After hitting $40/bbl overnight for the first time in three months, crude prices reversed sharply following a Bloomberg report OPEC+ and its allies are having trouble in striking a deal this week to extend their historic output cuts because “Saudi Arabia and Russia drew a hard line over quota cheating by some nations.”
The two leaders of OPEC+ reportedly told several cartel members ahead of the meeting on Thursday when a production cut extension was expected to be discussed, that record output cuts may not be feasible if Iraq and Nigeria don’t make firm commitments to curtail supply.
The group is expected to discuss extending production cuts by one to three months. The existing agreement calls for easing cuts from July, a plan Russia has agreed to. Meanwhile, the group is watching developments in US shale as oil-drilling rigs contract for the eleventh week.

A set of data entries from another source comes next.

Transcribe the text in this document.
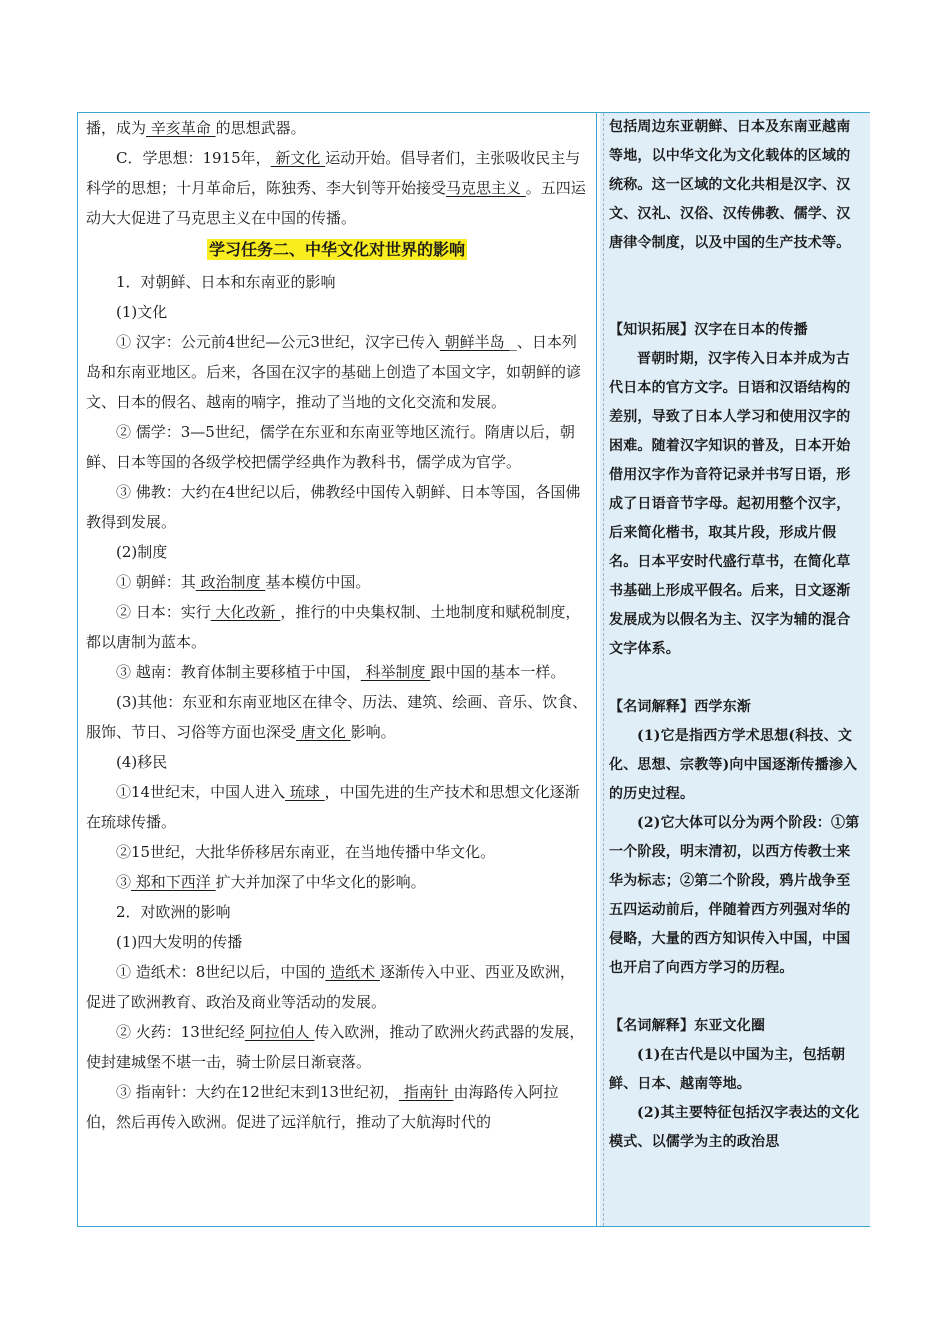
播，成为 辛亥革命 的思想武器。

C．学思想：1915年， 新文化 运动开始。倡导者们，主张吸收民主与科学的思想；十月革命后，陈独秀、李大钊等开始接受马克思主义 。五四运动大大促进了马克思主义在中国的传播。

学习任务二、中华文化对世界的影响

1．对朝鲜、日本和东南亚的影响

(1)文化

① 汉字：公元前4世纪—公元3世纪，汉字已传入 朝鲜半岛 _、日本列岛和东南亚地区。后来，各国在汉字的基础上创造了本国文字，如朝鲜的谚文、日本的假名、越南的喃字，推动了当地的文化交流和发展。

② 儒学：3—5世纪，儒学在东亚和东南亚等地区流行。隋唐以后，朝鲜、日本等国的各级学校把儒学经典作为教科书，儒学成为官学。

③ 佛教：大约在4世纪以后，佛教经中国传入朝鲜、日本等国，各国佛教得到发展。

(2)制度

① 朝鲜：其 政治制度 基本模仿中国。

② 日本：实行 大化改新 ，推行的中央集权制、土地制度和赋税制度，都以唐制为蓝本。

③ 越南：教育体制主要移植于中国， 科举制度 跟中国的基本一样。

(3)其他：东亚和东南亚地区在律令、历法、建筑、绘画、音乐、饮食、服饰、节日、习俗等方面也深受 唐文化 影响。

(4)移民

①14世纪末，中国人进入 琉球 ，中国先进的生产技术和思想文化逐渐在琉球传播。

②15世纪，大批华侨移居东南亚，在当地传播中华文化。

③ 郑和下西洋 扩大并加深了中华文化的影响。

2．对欧洲的影响

(1)四大发明的传播

① 造纸术：8世纪以后，中国的 造纸术 逐渐传入中亚、西亚及欧洲，促进了欧洲教育、政治及商业等活动的发展。

② 火药：13世纪经 阿拉伯人 传入欧洲，推动了欧洲火药武器的发展，使封建城堡不堪一击，骑士阶层日渐衰落。

③ 指南针：大约在12世纪末到13世纪初， 指南针 由海路传入阿拉伯，然后再传入欧洲。促进了远洋航行，推动了大航海时代的

包括周边东亚朝鲜、日本及东南亚越南等地，以中华文化为文化载体的区域的统称。这一区域的文化共相是汉字、汉文、汉礼、汉俗、汉传佛教、儒学、汉唐律令制度，以及中国的生产技术等。

【知识拓展】汉字在日本的传播

晋朝时期，汉字传入日本并成为古代日本的官方文字。日语和汉语结构的差别，导致了日本人学习和使用汉字的困难。随着汉字知识的普及，日本开始借用汉字作为音符记录并书写日语，形成了日语音节字母。起初用整个汉字，后来简化楷书，取其片段，形成片假名。日本平安时代盛行草书，在简化草书基础上形成平假名。后来，日文逐渐发展成为以假名为主、汉字为辅的混合文字体系。

【名词解释】西学东渐

(1)它是指西方学术思想(科技、文化、思想、宗教等)向中国逐渐传播渗入的历史过程。

(2)它大体可以分为两个阶段：①第一个阶段，明末清初，以西方传教士来华为标志；②第二个阶段，鸦片战争至五四运动前后，伴随着西方列强对华的侵略，大量的西方知识传入中国，中国也开启了向西方学习的历程。

【名词解释】东亚文化圈

(1)在古代是以中国为主，包括朝鲜、日本、越南等地。

(2)其主要特征包括汉字表达的文化模式、以儒学为主的政治思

While the global oil market remains oversupplied, the latest rally in crude prices was sparked by hopes demand will surge as the global economy reopens, and OPEC+ could extend production cuts. But with WTI contracts rallying 279% in 25 sessions, higher prices could lead to shale coming back online, which is something OPEC+ does not want.
To date, there is still no agreement to extend production output cuts. And while cut optimism has rocketed crude prices higher in the last month, delegates said Saudi Arabia and Russia want pledges from all members that they would abide by future cuts.
Saudi Arabia showed “good compliance with the pact by reducing its output by 2.9 million barrels a day in May to 8.7 million,” said Salih Yilmaz, an analyst at Bloomberg Intelligence.
“The kingdom may now look to provide further support for oil prices by leading OPEC to extend current output cuts for a couple of months,” said Yilmaz.
As for crude’s rally, well, the continuation or reversal appears to be in the hands of OPEC+ this week.